Honesty. Prior to working with Rosencrantz, Alan had attempted his own postrehabilitation training program and failed. “He was at a point where he was ready to try something new because his approach wasn’t working,” she says. The initial challenge came when Alan insisted on pushing himself, despite her insistance on a more progressive plan.
“I knew educating Alan was key. He is a competitive, type-A personality and keeps track of every mile he rides. I explained to him how people with cancer, and those who have survived it, may have disease- or treatment-specific limitations that pose challenges to exercise. Eventually he began to understand why he was having certain reactions to exercise and how exercise could be a benefit or a hinderance. He then gained a sense of control and hope.”

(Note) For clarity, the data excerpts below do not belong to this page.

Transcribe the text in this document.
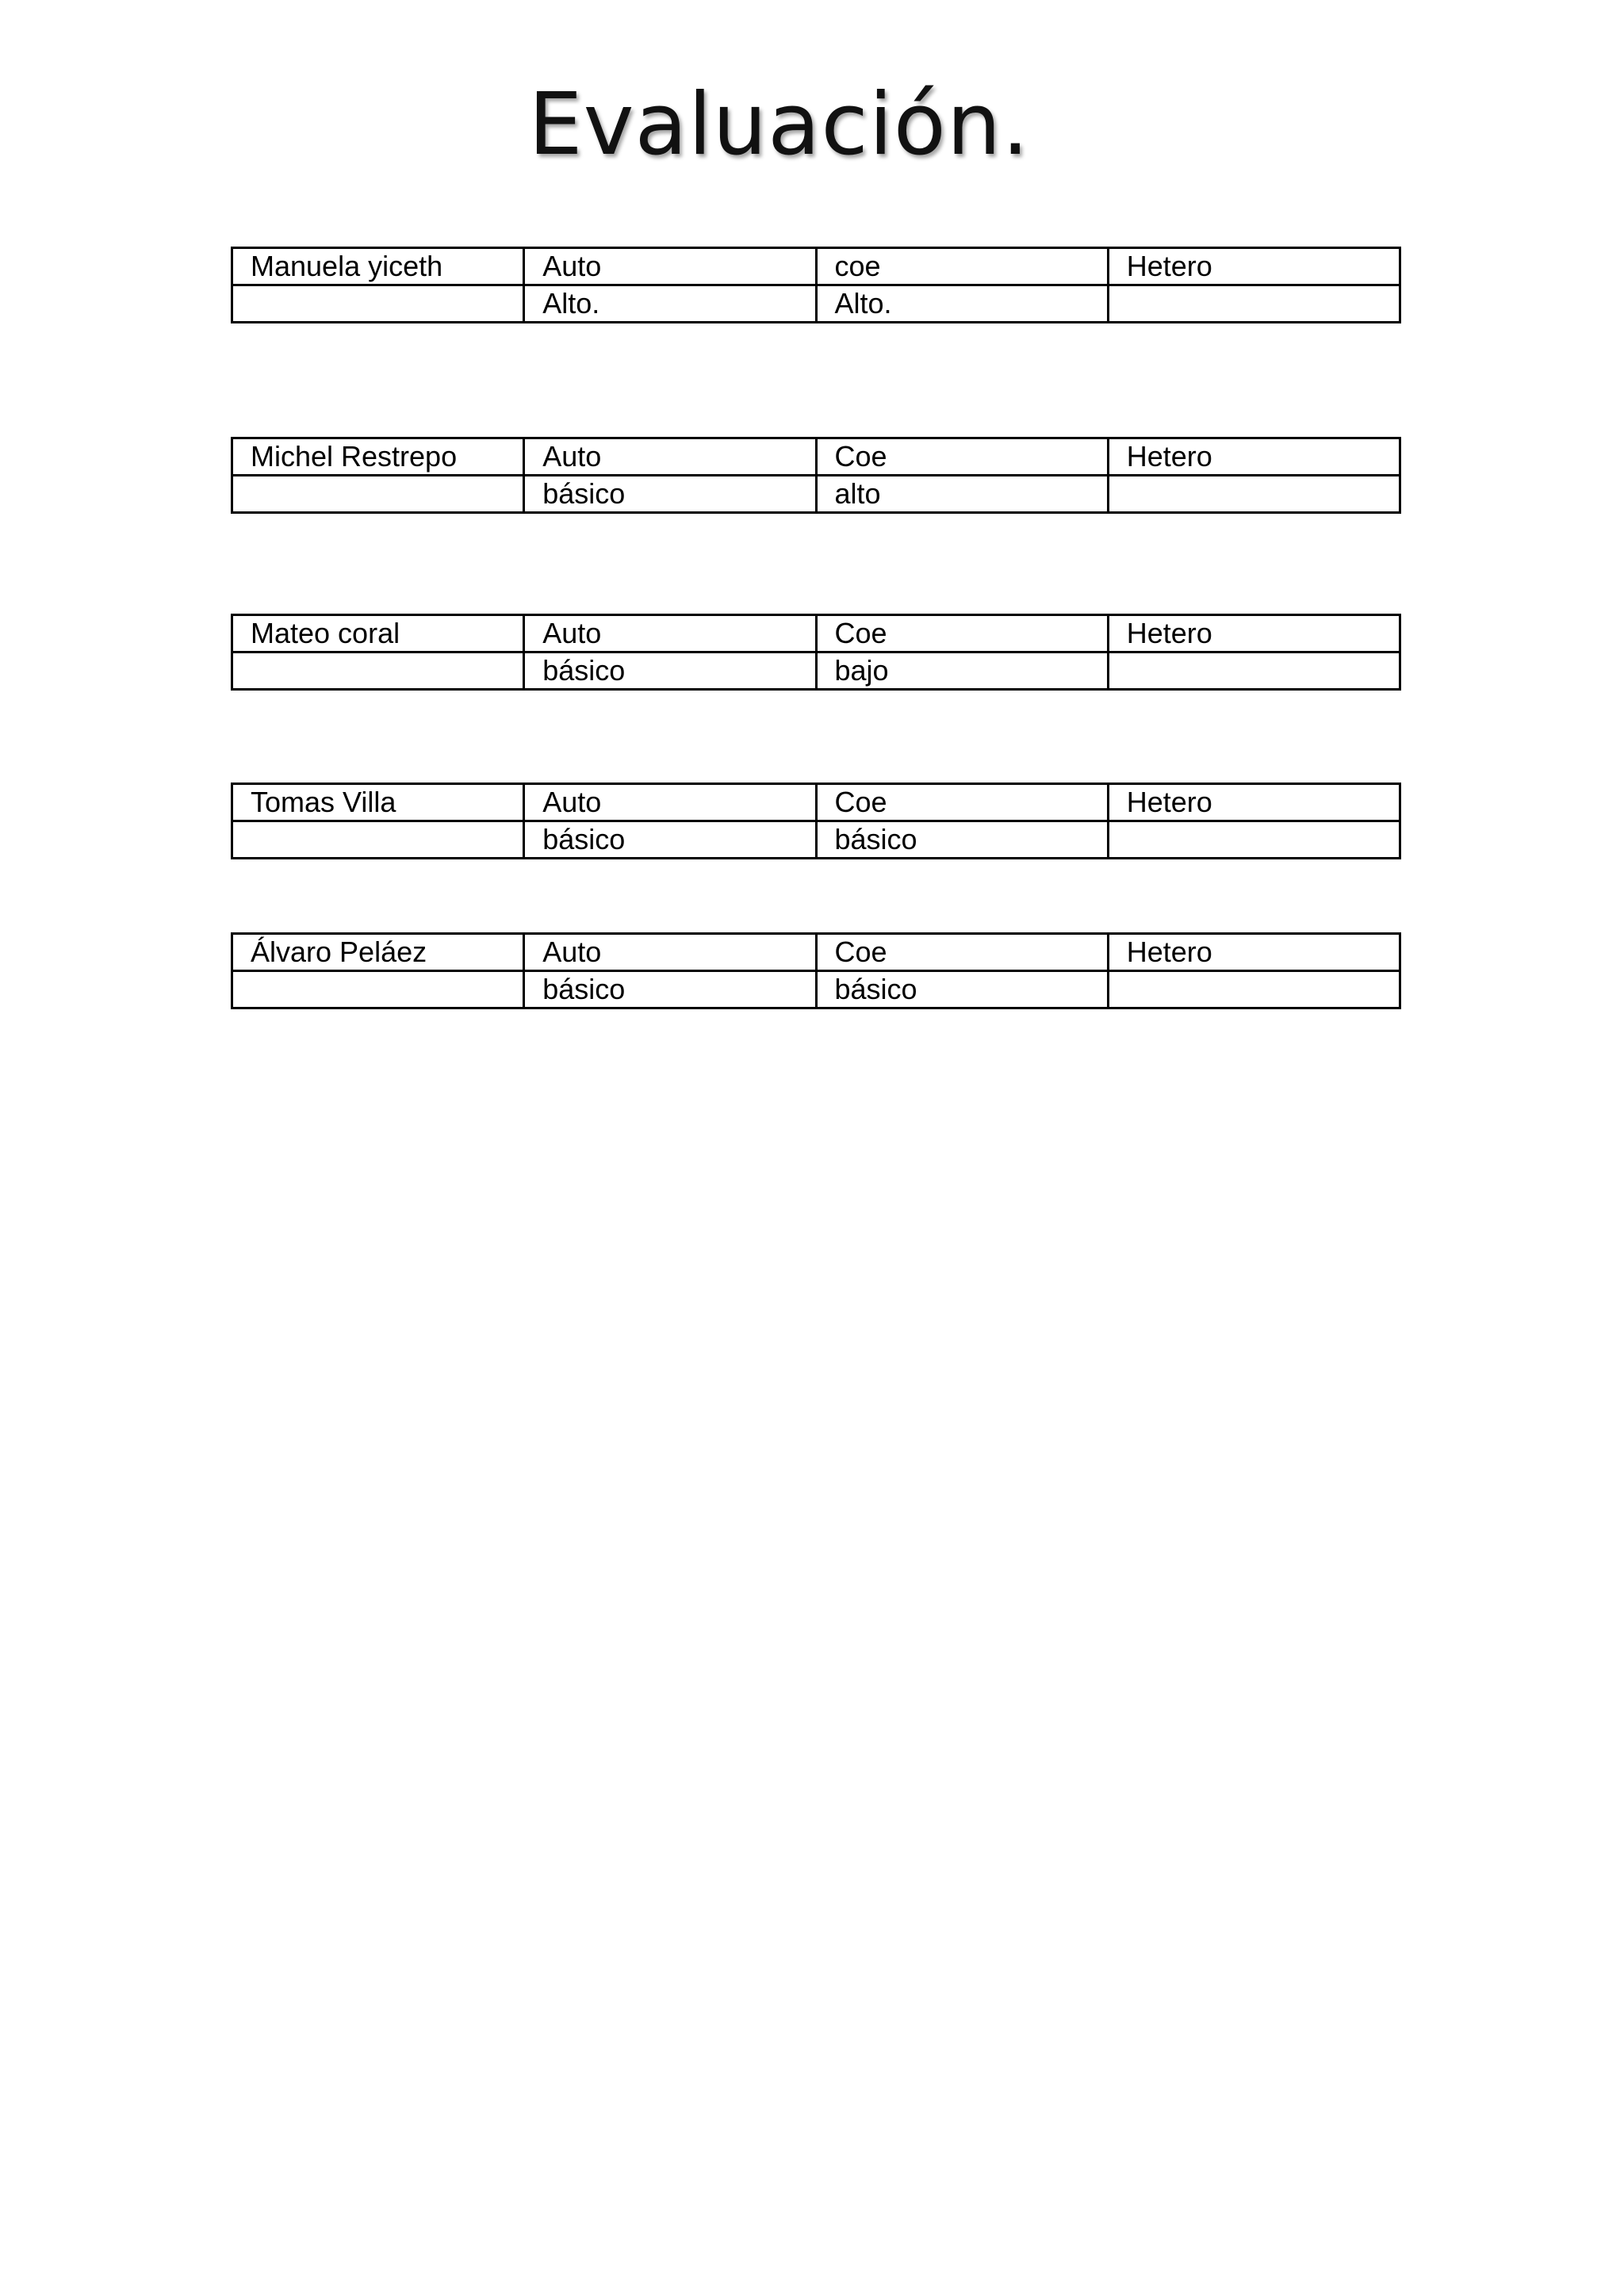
Evaluación.
Manuela yiceth	Auto	coe	Hetero
	Alto.	Alto.	
Michel Restrepo	Auto	Coe	Hetero
	básico	alto	
Mateo coral	Auto	Coe	Hetero
	básico	bajo	
Tomas Villa	Auto	Coe	Hetero
	básico	básico	
Álvaro Peláez	Auto	Coe	Hetero
	básico	básico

Training Protocols. Once Alan fully understood the benefits of taking a progressive approach, the real training began. He started slowly, exercising for 10 minutes at low to moderate intensity on an indoor cycling bike twice per week. “I began to exercise at the recommended moderate intensity and soon found out how difficult it really was,” Alan recalls. As he gained strength and stamina, Alan progressed to 30 minutes for up to five times per week.
He also performed a strength program that consisted of light-resistance, high-repetition exercises such as Thera-Band® chest presses and rows, stability ball wall squats and side raises. “He progressed to push-ups on the BOSU® Balance Trainer, Smith rack rows, and various other exercises such as overhead presses while standing on the BOSU ball. “Because of the location of his surgery (stomach), it was important to incorporate gentle exercises to help him relearn how to use his abdominals correctly and regain core strength,” Rosencratnz points out. “We did pelvic tilts, supine toe-tapping, modified roll-ups and more.”
New Records. “In 5 months of training with me, Alan’s fatigue decreased by 94% and his strength increased by 217%!” Rosencrantz enthuses. “He was also able to compete in his first time trial and beat his precancer time.”
“I mostly have fun in noncompetitive long-distance events with 100-mile centuries as the sweet spot,” Alan adds. “I have done three weeklong Cycle Oregon events since cancer and have a bucket list of other endurance events scheduled.” Despite his battle, Alan logs about 7,000–8,000 miles per year—mostly due to a 45-mile commute. “I usually round that out with a long-distance ride on weekends.”
Alan, now 59, also works for the U.S. Forest Service and lends a hand fighting fires during the summer. His training has helped keep him on the frontlines with others one-third his age. “There are very few men my age who are still fireline-qualified for ‘arduous duty,’ which requires a fitness test that involves hauling a 45-pound pack for 3 miles in under 45 minutes. “I often finish in about 38 minutes—well ahead of the 20-year-olds!” he boasts.